I sympathize, but this wouldn't solve the problem, because anything built on top of MutableCollection (like sort) is still going to be mutating.

I'd much rather have to occasionally add a temporary var than have the misleading function signature. The standard library can ease the pain with non-mutating calls to its algorithms.

Hello Swift Community,

The review of SE-0237 "Introduce Contiguous Collection Protocols" ran from November 16...27, 2018. The Core Team is returning this proposal for revision, with a few comments:

  • The Core Team felt that the use of inout for the closure parameter of withUnsafeMutableBufferPointer(IfSupported) was the best available option, and noted that the library could verify that the UnsafeMutableBufferPointer itself wasn't directly modified by checking for the expected base address / count after the call. This limits the chance of confusion without resorting to shadowing or excessive overloading of mutating operations.
  • The two proposed protocols (ContiguousCollection and MutableContiguousCollection) aren't used in any algorithms within the library. It is not clear that they are important enough to introduce as protocols into the Standard Library at this time.
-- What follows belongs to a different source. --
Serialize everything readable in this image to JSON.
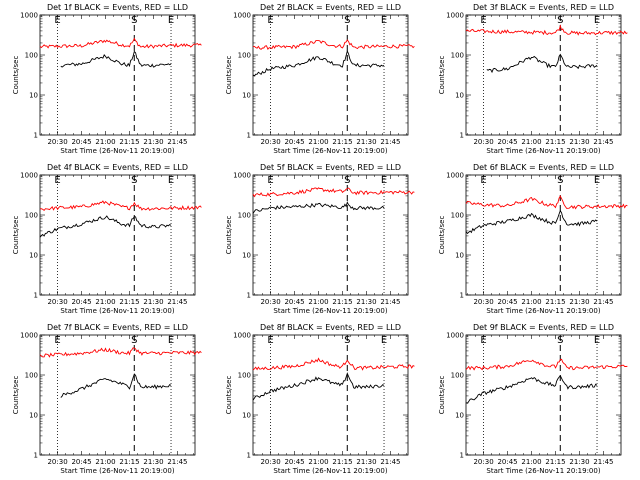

The Core Team would like to consider a revised proposal that does not introduce these protocols.
  • There are use cases for a Sequence equivalent to the proposed withUnsafeMutableBufferPointerIfSupported, such as initializing a String from a Sequence of UTF-8 code points that are (e.g.) stored in a Data. The Core Team would like to see this addition to the Sequence protocol, which would allow Sequence clients to optimize for the contiguously-stored case without requiring a new protocol, much as the proposal already allows MutableCollection clients to optimize for the contiguously-stored mutable case.

I'll initiate a new review thread for the revised proposal shortly.